You can ask your AI to help you create unit tests. I only recommend these for more complex projects, and only if you can read the language you are working in. AI coding is known for making unit tests that don’t actually test anything.

Automation

Doing these tests manually is great, but having them happen automatically is even better. There are 2 main ways I do this.

Pre Commit Hooks

In some of my projects, I have precommit hooks setup. On my recipe website, when I add a recipe, dominiate colors are pulled from the cover image to be used throughout the UI. For my MatchExec app, Lint, Build, and Unit tests run when I commit files.

Github Actions/CI

GitHub actions can be used to do a lot of this testing for you, in the cloud. You can ask your AI to help write GitHub Action Workflows to have the above tests or other things happen on a schedule, or for other actions like opening a pull request or merging to specific branches.

A lot of projects I make can be deployed as docker containers. I use GitHub actions to build these docker images so once I commit to main, the entire release is automated.

Example of Actions running on a GitHub Repo

The ideal setup for your branches to best use these GitHub Actions would be:

  • Main - This is your production, or main branch. This is the live app/code
  • Dev - This is your Pre production, or testing branch. The code here is ready for release, it just needs final testing
  • FeatureBranches - These are named whatever you are working on. NewPage , ScoringUpdate, WhateverYouWant.

You create a feature branch, write your code, commit it. Once the feature is done, you create a pull request to merge it to Dev. Workflows you setup , run, to ensure the code lints and builds, and wont break anything.

Once they pass you commit to Dev. You have something running this dev version.
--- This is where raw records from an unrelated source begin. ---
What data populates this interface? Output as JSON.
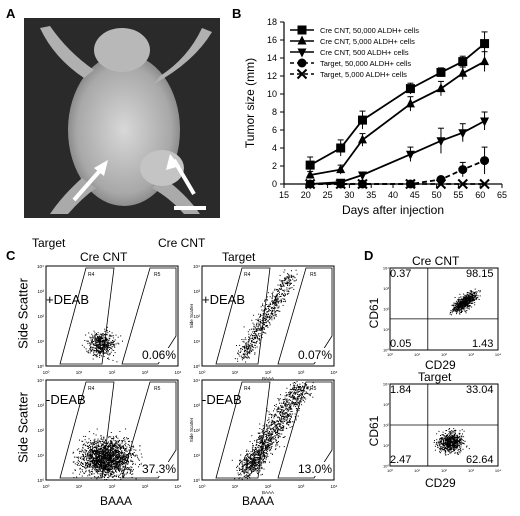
{
  "panelA": {
    "label": "A",
    "target": "Target",
    "cre": "Cre CNT"
  },
  "panelB": {
    "label": "B"
  },
  "panelC": {
    "label": "C",
    "col_cre": "Cre CNT",
    "col_target": "Target",
    "plus": "+DEAB",
    "minus": "-DEAB",
    "ylabel": "Side Scatter",
    "xlabel": "BAAA",
    "small_y": "Side Scatter",
    "small_x": "BAAA",
    "r4": "R4",
    "r5": "R5",
    "pct": [
      "0.06%",
      "0.07%",
      "37.3%",
      "13.0%"
    ]
  },
  "panelD": {
    "label": "D",
    "top_title": "Cre CNT",
    "bot_title": "Target",
    "ylabel": "CD61",
    "xlabel": "CD29",
    "top_q": [
      "0.37",
      "98.15",
      "0.05",
      "1.43"
    ],
    "bot_q": [
      "1.84",
      "33.04",
      "2.47",
      "62.64"
    ]
  },
  "flow_ticks": [
    "10⁰",
    "10¹",
    "10²",
    "10³",
    "10⁴"
  ],
  "chart_data": {
    "type": "line",
    "xlabel": "Days after injection",
    "ylabel": "Tumor size (mm)",
    "xlim": [
      15,
      65
    ],
    "ylim": [
      0,
      18
    ],
    "xticks": [
      15,
      20,
      25,
      30,
      35,
      40,
      45,
      50,
      55,
      60,
      65
    ],
    "yticks": [
      0,
      2,
      4,
      6,
      8,
      10,
      12,
      14,
      16,
      18
    ],
    "legend_position": "top-left",
    "series": [
      {
        "name": "Cre CNT, 50,000 ALDH+ cells",
        "marker": "square",
        "dashed": false,
        "x": [
          21,
          28,
          33,
          44,
          51,
          56,
          61
        ],
        "y": [
          2.1,
          4.0,
          7.1,
          10.6,
          12.4,
          13.6,
          15.6
        ],
        "err": [
          0.9,
          0.9,
          1.0,
          0.6,
          0.5,
          0.6,
          1.3
        ]
      },
      {
        "name": "Cre CNT, 5,000 ALDH+ cells",
        "marker": "triangle",
        "dashed": false,
        "x": [
          21,
          28,
          33,
          44,
          51,
          56,
          61
        ],
        "y": [
          1.0,
          1.6,
          4.9,
          8.9,
          10.6,
          12.3,
          13.6
        ],
        "err": [
          0.4,
          0.5,
          0.7,
          0.8,
          0.8,
          0.7,
          1.1
        ]
      },
      {
        "name": "Cre CNT, 500 ALDH+ cells",
        "marker": "triangle-down",
        "dashed": false,
        "x": [
          21,
          28,
          33,
          44,
          51,
          56,
          61
        ],
        "y": [
          0,
          0.2,
          1.0,
          3.3,
          4.8,
          5.7,
          7.0
        ],
        "err": [
          0,
          0.2,
          0.3,
          0.8,
          1.4,
          1.0,
          1.0
        ]
      },
      {
        "name": "Target, 50,000 ALDH+ cells",
        "marker": "circle",
        "dashed": true,
        "x": [
          21,
          28,
          33,
          44,
          51,
          56,
          61
        ],
        "y": [
          0,
          0,
          0,
          0,
          0.5,
          1.6,
          2.6
        ],
        "err": [
          0,
          0,
          0,
          0,
          0.3,
          0.8,
          1.5
        ]
      },
      {
        "name": "Target, 5,000 ALDH+ cells",
        "marker": "x",
        "dashed": true,
        "x": [
          21,
          28,
          33,
          44,
          51,
          56,
          61
        ],
        "y": [
          0,
          0,
          0,
          0,
          0,
          0,
          0
        ],
        "err": [
          0,
          0,
          0,
          0,
          0,
          0,
          0
        ]
      }
    ]
  }
}
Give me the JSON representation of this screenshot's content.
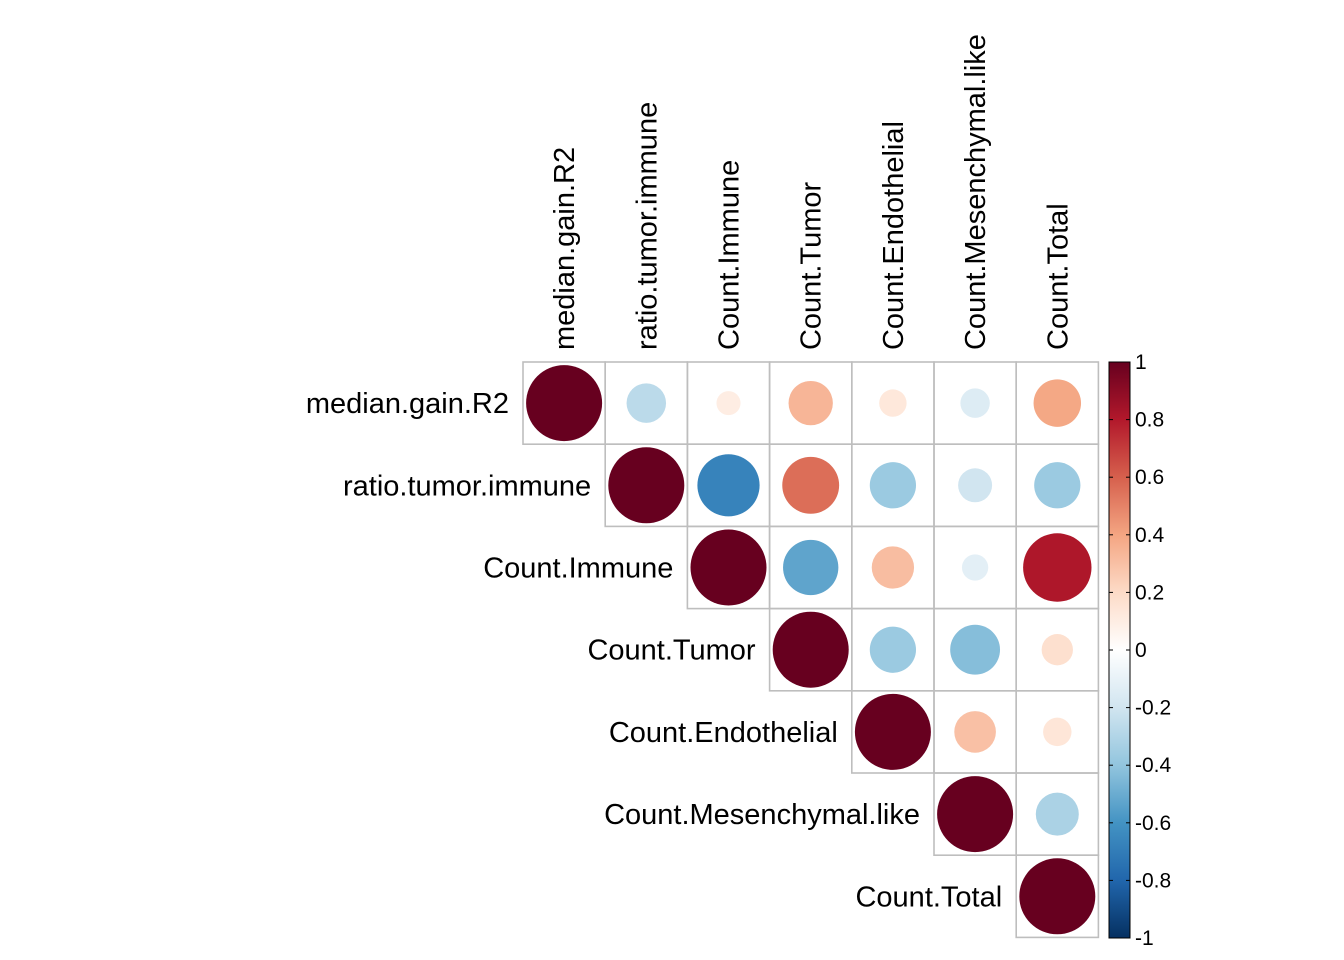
{
  "chart_data": {
    "type": "heatmap",
    "variables": [
      "median.gain.R2",
      "ratio.tumor.immune",
      "Count.Immune",
      "Count.Tumor",
      "Count.Endothelial",
      "Count.Mesenchymal.like",
      "Count.Total"
    ],
    "matrix": [
      [
        1.0,
        -0.27,
        0.1,
        0.34,
        0.13,
        -0.15,
        0.39
      ],
      [
        null,
        1.0,
        -0.67,
        0.56,
        -0.37,
        -0.2,
        -0.37
      ],
      [
        null,
        null,
        1.0,
        -0.53,
        0.31,
        -0.12,
        0.81
      ],
      [
        null,
        null,
        null,
        1.0,
        -0.37,
        -0.43,
        0.17
      ],
      [
        null,
        null,
        null,
        null,
        1.0,
        0.3,
        0.14
      ],
      [
        null,
        null,
        null,
        null,
        null,
        1.0,
        -0.32
      ],
      [
        null,
        null,
        null,
        null,
        null,
        null,
        1.0
      ]
    ],
    "display": "upper-triangle, circles",
    "color_scale": {
      "range": [
        -1,
        1
      ],
      "ticks": [
        "1",
        "0.8",
        "0.6",
        "0.4",
        "0.2",
        "0",
        "-0.2",
        "-0.4",
        "-0.6",
        "-0.8",
        "-1"
      ],
      "colors": [
        "#67001F",
        "#B2182B",
        "#D6604D",
        "#F4A582",
        "#FDDBC7",
        "#FFFFFF",
        "#D1E5F0",
        "#92C5DE",
        "#4393C3",
        "#2166AC",
        "#053061"
      ]
    },
    "grid_color": "#BEBEBE",
    "legend_position": "right"
  }
}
You play with it, make sure it works well, then create a PR to merge from Dev to main. You could have even stricter workflows here to make sure the code is perfect, and then merge to main.

Once code is merged to the main branch, your project gets built and distributed. This could be uploading to an app store, deploying to web servers, or soemthing else.

Claude Code Extras

These features might exist in other AIs, but I’ve only used them in Claude Code.

Skills

You can create special instruction files for claude to follow, to do specific repeatable tasks. My MatchExec project has one to give me a summary of all of the changes made in a feature branch and helps me create pull request notes and a testing plan. I just type /feature-test and it gets to work. Documentation

Plugins

Plugins are a marketplace of slash commands, agents, MCP servers, and others. They extend the functionality of Claude. You can view the marketplace with /plugins.

I use the frontend-desinger slash command from Anthropic to help design web UIs. I also greatly use the Playwright plugin to help diagnose web page issues and test functions. Info

Claude Code Plugin Marketplace

Final Notes

This post is only the start. Depending on what languages you are creating in, there could be more or less steps involved.

This is a rapidly evolving technology, even for the tech field. Stay up to date with your AI’s website and blog, and internet groups.